Worldchanging guest writers David Zaks and Chad Monfreda are graduate research assistants at the Center for Sustainability and the Global Environment at UW-Madison where they study how human activities affect our planet.
We live on the Blue Planet, but 97% of Earth's water lies in the oceans. Salt water can neither be drunk nor used for farming. Therefore, a cheap, efficient method to turn seawater into freshwater is something of a holy grail in water planning, offering as it would the means to help alleviate water scarcity. Current desalination methods, though, are either energy intensive and expensive, or (like the Watercone or fogcatchers) only workable on small scales.

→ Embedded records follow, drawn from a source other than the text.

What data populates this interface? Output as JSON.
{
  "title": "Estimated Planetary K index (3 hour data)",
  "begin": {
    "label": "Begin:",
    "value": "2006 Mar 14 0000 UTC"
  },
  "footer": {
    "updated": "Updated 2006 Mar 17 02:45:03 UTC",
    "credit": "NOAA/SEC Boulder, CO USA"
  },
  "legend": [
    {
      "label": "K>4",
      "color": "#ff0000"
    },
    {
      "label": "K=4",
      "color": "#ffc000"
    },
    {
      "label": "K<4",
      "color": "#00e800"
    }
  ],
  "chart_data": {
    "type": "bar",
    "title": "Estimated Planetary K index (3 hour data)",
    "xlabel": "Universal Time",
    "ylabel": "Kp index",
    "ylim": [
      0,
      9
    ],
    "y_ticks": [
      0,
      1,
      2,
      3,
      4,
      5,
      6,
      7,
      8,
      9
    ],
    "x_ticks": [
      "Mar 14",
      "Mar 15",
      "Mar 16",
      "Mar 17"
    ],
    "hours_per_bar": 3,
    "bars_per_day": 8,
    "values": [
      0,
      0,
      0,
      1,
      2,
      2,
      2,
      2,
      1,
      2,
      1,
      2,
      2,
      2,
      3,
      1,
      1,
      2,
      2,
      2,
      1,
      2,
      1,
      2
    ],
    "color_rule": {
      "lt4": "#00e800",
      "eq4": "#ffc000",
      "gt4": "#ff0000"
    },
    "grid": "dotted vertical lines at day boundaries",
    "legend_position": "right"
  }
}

That may be about to change. A team of researchers at the Lawrence Livermore National Laboratory recently published a paper (subscription required, companion paper) in Science detailing a method to produce carbon nanotube membranes that could reduce the cost of desalination by 75%. As Technology Review reports:
The carbon nanotubes used by the researchers are sheets of carbon atoms rolled so tightly that only seven water molecules can fit across their diameter. Their small size makes them good candidates for separating molecules. And, despite their diminutive dimensions, these nanopores allow water to flow at the same rate as pores considerably larger, reducing the amount of pressure needed to force water through, and potentially saving energy and costs compared to reverse osmosis using conventional membranes.
Both liquids and gases flow through the carbon nanotubes at rates thousands of times greater than in conventional polycarbonate membranes. If the nanotube membranes can effectively separate salt from water, they might also be useful for removing CO2 and other pollutants from flue gases. The researchers anticipate that it will take five to ten years before the technology will be ready for the market. Innovations like this show that while some applications in nanotechnology like molecular manufacturing are decades off, others are almost ready to change the world.